Dave, you’ve changed our lives. We’ve loved every second of it.

Next, Letterman thanked his family. “A big part of this show was my mother” — cut to an image of Betty White. Then perhaps for the first time ever — I’m not entirely sure — Letterman introduced his wife Regina, and his son, Harry. “Look at that kid,” he laughed. “Thank you for being my family. I love you both. And really nothing else matters.” He also introduced Harry’s friend, Tommy Robato. “There’s Tommy!”

Finally, Dave thanked the viewers: “The people who watch this show: there’s nothing I can do to repay you. Thank you for everything. You’ve given me everything.”

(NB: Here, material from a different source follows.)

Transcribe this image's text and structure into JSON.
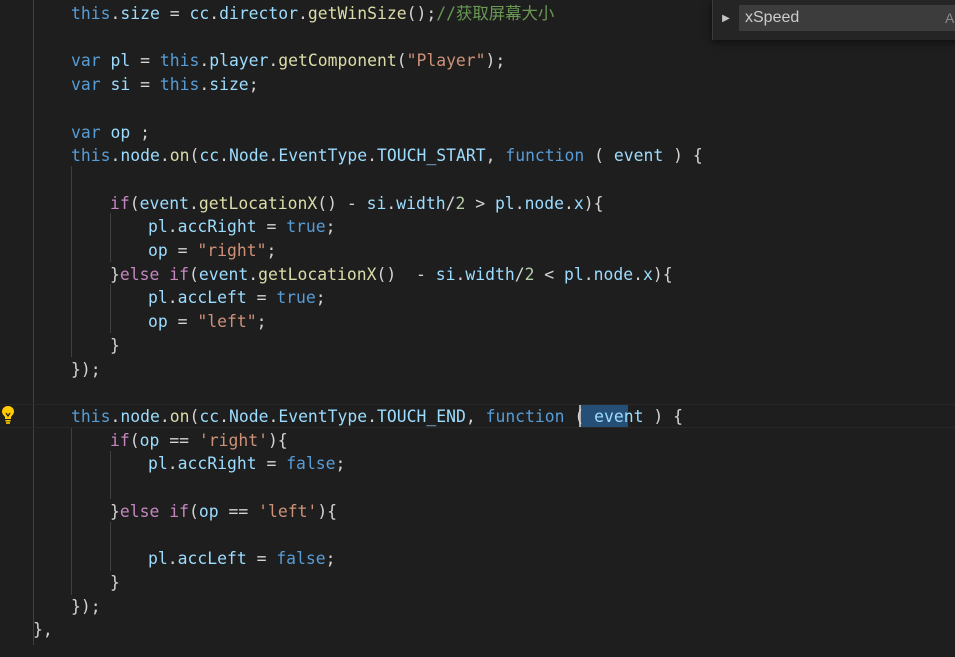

I’ll confess at this moment I was disenchanted by the impending arrival of Foo Fighters. Why do this? Then it occurred to me that they are, like it or not, a quintessentially “no collar” band. Thankfully, like a true professional, Letterman nudged them onto the show by explaining their significance. Years earlier, after Letterman went under for open heart surgery, the band canceled their entire South American tour to come play for his return to late night.

Then, without breaking format — before the Foo Fighters began a rendition of “Everlong” — Letterman signed off for the last time.

“All right,” he said. “That’s pretty much all I have.” You could tell he meant every word. “Thank you and goodnight.”